Much of our time is spent staring at strike indicators or sighter tippet waiting for the slightest sign of movement, so any chance to throw dry flies is a welcome change of pace! 

There’s obviously nothing wrong with throwing nymph rigs since they catch so many fish, but there’s something about watching trout feed on the surface that is far more exciting.  Dry-dropper rigs allow anglers to combine that excitement with the effectiveness of using nymphs.  The idea behind the setup is simple:  the fish can come up and hit the dry or the dry acts as an indicator for the nymph below, and when it stops or changes speed/direction, the result can be a trout striking the subsurface offering.  Specific flies change through the seasons, however, and here are a few great options for those wanting to get a head start on the dry-dropper fun! 

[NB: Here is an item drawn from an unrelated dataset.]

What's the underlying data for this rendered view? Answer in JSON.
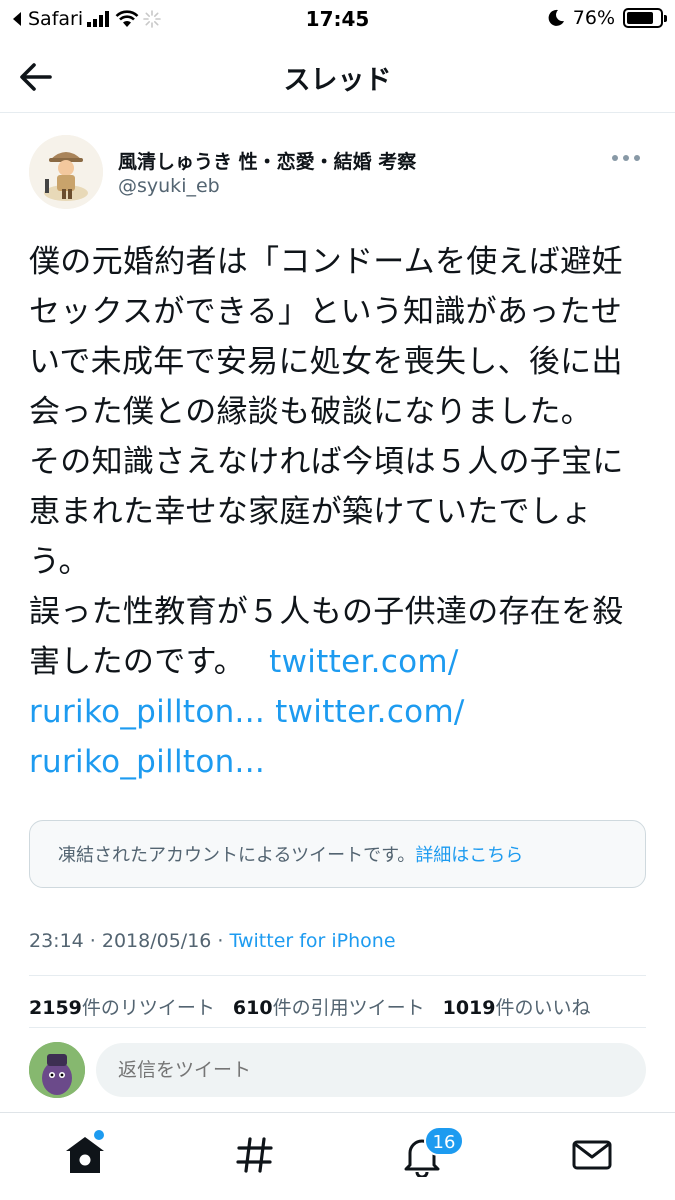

Stimulator – Little Black Stonefly

The emergence of stoneflies is one of the first signs that spring is in full swing.  Typically the first stones to show up are small and dark, which makes this setup a must-have in your arsenal.  Stimulators are known to float high and offer easy visibility to anglers, and the little black stonefly nymphs aren’t so heavy that they’ll sink the dry.  Fishing this setup in the faster riffles and bank edges can produce some great results.  As an added bonus, the stimulator, depending on the exact color, can even pass for a caddis or early season hopper.

Cutters Caddis – Emerging Caddis

April and May provide some of the best hatches of the year, and many of them are some type of caddis.  One of the first insect events anglers take note of is the Mother’s Day caddis, and it’s because the hatch is so darn dependable and trout love gorging on these bugs.  The Cutters Caddis is a perfect dry to use, and an emerging caddis can drive fish crazy as they torpedo through the water to get a meal before the bug hits the surface.  While this rig can be dead-drifted, you can also add a little extra action to it by wiggling the rod tip or letting it swing across at the end of a drift.  This imitates the erratic nature of the caddis naturals and produces violent strikes with trout literally skyrocketing out of the water to smash your fly! 

Parachute Adams – Prince Nymph

This is the classic attractor prospecting rig that will work on just about any freestone stream in America.  You’ll be hard-pressed to find two flies steeped in more tradition than the Adams and the Prince, and it’s because they both flat-out catch fish!  When there isn’t a strong hatch going on, this is an instant go-to because both flies look realistic to a number of different bugs and can coax even the most tight-lipped trout to strike.  It’s particularly deadly on small mountain brook/brown streams where fish have to be opportunistic and take advantage of every meal they can get. 

Dry-dropper rigs are a ton of fun to fish as they combine the best of two more traditional setups.  There’s nothing quite like watching trout rise to the surface for your fly, but sometimes they aren’t incredibly willing to expend those calories to do so.  In those situations having a nymph trail behind is a great way to cover another section of the water column.  While they’re commonly used during the summer months, there’s no reason they can’t be utilized now as long as the right flies are selected!